Posted by AGTx 9 (My Page) on
Thu, Feb 7, 13 at 12:49

With our move to Texas last summer, we also acquired a severely neglected yard. After putting in some good effort to get in better shape, we got what you now see in the picture (that was in August).

The yellow Allamandas did really well and looked great for a long time but have now completely died down to soil level. Is this normal? I pruned them way down the other day - I hope that was the right thing to do? Will they come back? Did they die from lack of water (or frost, although we only had a few nights that went down to 32 or 31 or so) or is that just what they do in winter here?

Also, what else could I plant there that would look nice and thrive in this flowerbed? As you can see, there is a large tree that adds quite a bit of shade during the day. Only the outer edges of the bed get what one might consider full sun.

Any advice for this gardening-newbie AND Texas-newbie would be welcome! Thanks!

Follow-Up Postings:

RE: Question about Allamandas and general Houston-area planting

I think the allamandas will be okay. The guys across the street planted several in front of their house (facing north) and they're fine, even with the two nights below 32 that we've had. His haven't died back, so maybe yours didn't get enough water? Keep them watered a while and see if they will come back from the roots.

Right now, you could put some caladiums in that bed, the shade loving ones in shady areas, and sun lovers at the edges. They are pretty and will last for months.

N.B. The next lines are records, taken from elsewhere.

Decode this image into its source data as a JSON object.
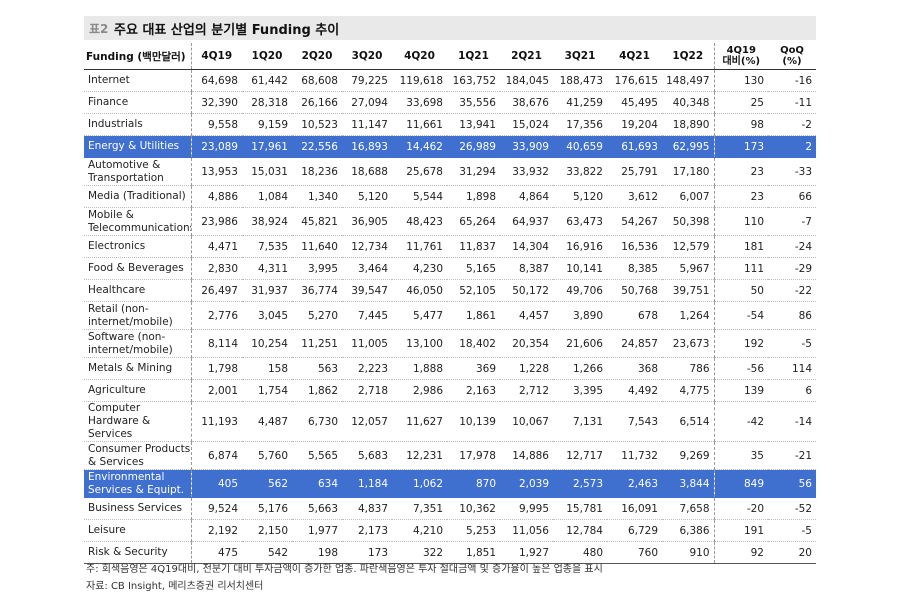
{
  "title": {
    "tag": "표2",
    "text": "주요 대표 산업의 분기별 Funding 추이"
  },
  "headers": {
    "label": "Funding (백만달러)",
    "quarters": [
      "4Q19",
      "1Q20",
      "2Q20",
      "3Q20",
      "4Q20",
      "1Q21",
      "2Q21",
      "3Q21",
      "4Q21",
      "1Q22"
    ],
    "vs4q19": [
      "4Q19",
      "대비(%)"
    ],
    "qoq": [
      "QoQ",
      "(%)"
    ]
  },
  "rows": [
    {
      "label": "Internet",
      "values": [
        "64,698",
        "61,442",
        "68,608",
        "79,225",
        "119,618",
        "163,752",
        "184,045",
        "188,473",
        "176,615",
        "148,497"
      ],
      "vs4q19": "130",
      "qoq": "-16",
      "highlight": false
    },
    {
      "label": "Finance",
      "values": [
        "32,390",
        "28,318",
        "26,166",
        "27,094",
        "33,698",
        "35,556",
        "38,676",
        "41,259",
        "45,495",
        "40,348"
      ],
      "vs4q19": "25",
      "qoq": "-11",
      "highlight": false
    },
    {
      "label": "Industrials",
      "values": [
        "9,558",
        "9,159",
        "10,523",
        "11,147",
        "11,661",
        "13,941",
        "15,024",
        "17,356",
        "19,204",
        "18,890"
      ],
      "vs4q19": "98",
      "qoq": "-2",
      "highlight": false
    },
    {
      "label": "Energy & Utilities",
      "values": [
        "23,089",
        "17,961",
        "22,556",
        "16,893",
        "14,462",
        "26,989",
        "33,909",
        "40,659",
        "61,693",
        "62,995"
      ],
      "vs4q19": "173",
      "qoq": "2",
      "highlight": true
    },
    {
      "label": "Automotive & Transportation",
      "values": [
        "13,953",
        "15,031",
        "18,236",
        "18,688",
        "25,678",
        "31,294",
        "33,932",
        "33,822",
        "25,791",
        "17,180"
      ],
      "vs4q19": "23",
      "qoq": "-33",
      "highlight": false
    },
    {
      "label": "Media (Traditional)",
      "values": [
        "4,886",
        "1,084",
        "1,340",
        "5,120",
        "5,544",
        "1,898",
        "4,864",
        "5,120",
        "3,612",
        "6,007"
      ],
      "vs4q19": "23",
      "qoq": "66",
      "highlight": false
    },
    {
      "label": "Mobile & Telecommunications",
      "values": [
        "23,986",
        "38,924",
        "45,821",
        "36,905",
        "48,423",
        "65,264",
        "64,937",
        "63,473",
        "54,267",
        "50,398"
      ],
      "vs4q19": "110",
      "qoq": "-7",
      "highlight": false
    },
    {
      "label": "Electronics",
      "values": [
        "4,471",
        "7,535",
        "11,640",
        "12,734",
        "11,761",
        "11,837",
        "14,304",
        "16,916",
        "16,536",
        "12,579"
      ],
      "vs4q19": "181",
      "qoq": "-24",
      "highlight": false
    },
    {
      "label": "Food & Beverages",
      "values": [
        "2,830",
        "4,311",
        "3,995",
        "3,464",
        "4,230",
        "5,165",
        "8,387",
        "10,141",
        "8,385",
        "5,967"
      ],
      "vs4q19": "111",
      "qoq": "-29",
      "highlight": false
    },
    {
      "label": "Healthcare",
      "values": [
        "26,497",
        "31,937",
        "36,774",
        "39,547",
        "46,050",
        "52,105",
        "50,172",
        "49,706",
        "50,768",
        "39,751"
      ],
      "vs4q19": "50",
      "qoq": "-22",
      "highlight": false
    },
    {
      "label": "Retail (non-internet/mobile)",
      "values": [
        "2,776",
        "3,045",
        "5,270",
        "7,445",
        "5,477",
        "1,861",
        "4,457",
        "3,890",
        "678",
        "1,264"
      ],
      "vs4q19": "-54",
      "qoq": "86",
      "highlight": false
    },
    {
      "label": "Software (non-internet/mobile)",
      "values": [
        "8,114",
        "10,254",
        "11,251",
        "11,005",
        "13,100",
        "18,402",
        "20,354",
        "21,606",
        "24,857",
        "23,673"
      ],
      "vs4q19": "192",
      "qoq": "-5",
      "highlight": false
    },
    {
      "label": "Metals & Mining",
      "values": [
        "1,798",
        "158",
        "563",
        "2,223",
        "1,888",
        "369",
        "1,228",
        "1,266",
        "368",
        "786"
      ],
      "vs4q19": "-56",
      "qoq": "114",
      "highlight": false
    },
    {
      "label": "Agriculture",
      "values": [
        "2,001",
        "1,754",
        "1,862",
        "2,718",
        "2,986",
        "2,163",
        "2,712",
        "3,395",
        "4,492",
        "4,775"
      ],
      "vs4q19": "139",
      "qoq": "6",
      "highlight": false
    },
    {
      "label": "Computer Hardware & Services",
      "values": [
        "11,193",
        "4,487",
        "6,730",
        "12,057",
        "11,627",
        "10,139",
        "10,067",
        "7,131",
        "7,543",
        "6,514"
      ],
      "vs4q19": "-42",
      "qoq": "-14",
      "highlight": false
    },
    {
      "label": "Consumer Products & Services",
      "values": [
        "6,874",
        "5,760",
        "5,565",
        "5,683",
        "12,231",
        "17,978",
        "14,886",
        "12,717",
        "11,732",
        "9,269"
      ],
      "vs4q19": "35",
      "qoq": "-21",
      "highlight": false
    },
    {
      "label": "Environmental Services & Equipt.",
      "values": [
        "405",
        "562",
        "634",
        "1,184",
        "1,062",
        "870",
        "2,039",
        "2,573",
        "2,463",
        "3,844"
      ],
      "vs4q19": "849",
      "qoq": "56",
      "highlight": true
    },
    {
      "label": "Business Services",
      "values": [
        "9,524",
        "5,176",
        "5,663",
        "4,837",
        "7,351",
        "10,362",
        "9,995",
        "15,781",
        "16,091",
        "7,658"
      ],
      "vs4q19": "-20",
      "qoq": "-52",
      "highlight": false
    },
    {
      "label": "Leisure",
      "values": [
        "2,192",
        "2,150",
        "1,977",
        "2,173",
        "4,210",
        "5,253",
        "11,056",
        "12,784",
        "6,729",
        "6,386"
      ],
      "vs4q19": "191",
      "qoq": "-5",
      "highlight": false
    },
    {
      "label": "Risk & Security",
      "values": [
        "475",
        "542",
        "198",
        "173",
        "322",
        "1,851",
        "1,927",
        "480",
        "760",
        "910"
      ],
      "vs4q19": "92",
      "qoq": "20",
      "highlight": false
    }
  ],
  "notes": {
    "footnote": "주: 회색음영은 4Q19대비, 전분기 대비 투자금액이 증가한 업종. 파란색음영은 투자 절대금액 및 증가율이 높은 업종을 표시",
    "source": "자료: CB Insight, 메리츠증권 리서치센터"
  },
  "colors": {
    "highlight": "#3f6fcf",
    "title_bg": "#e9e9e9"
  }
}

BTW, that isn't a large tree. It's a sort of medium southern live oak that's really too close to the house. It will crack your foundation before it's a mature tree, and will grow over your roof, and you'll need to keep those branches closest to your house pruned. A tree that large should be at least 30 feet from your house, if not farther. Stupid landscapers probably put it in when the house was built.

RE: Question about Allamandas and general Houston-area planting

Purple coneflowers, salvia, roses- designated as Earth Kind.
I highly recommend Belinda's Dream. Check out nurseries in the Houston Heights (such as Buchanan's Native Plants, Joshua's, Another Place in Time).

The Antique Rose Emporium, outside Houston (check out their website).

Crape (Crepe) Myrtles are beautiful and abound in Houston.
You'll see them in different colors, pastel pink, fuschia, lavender, red, white (The Muskogee-white and Dallas Red) get notoriously big.

In the northern states, many wish they could grow Crape Myrtles, as we wish for peonies!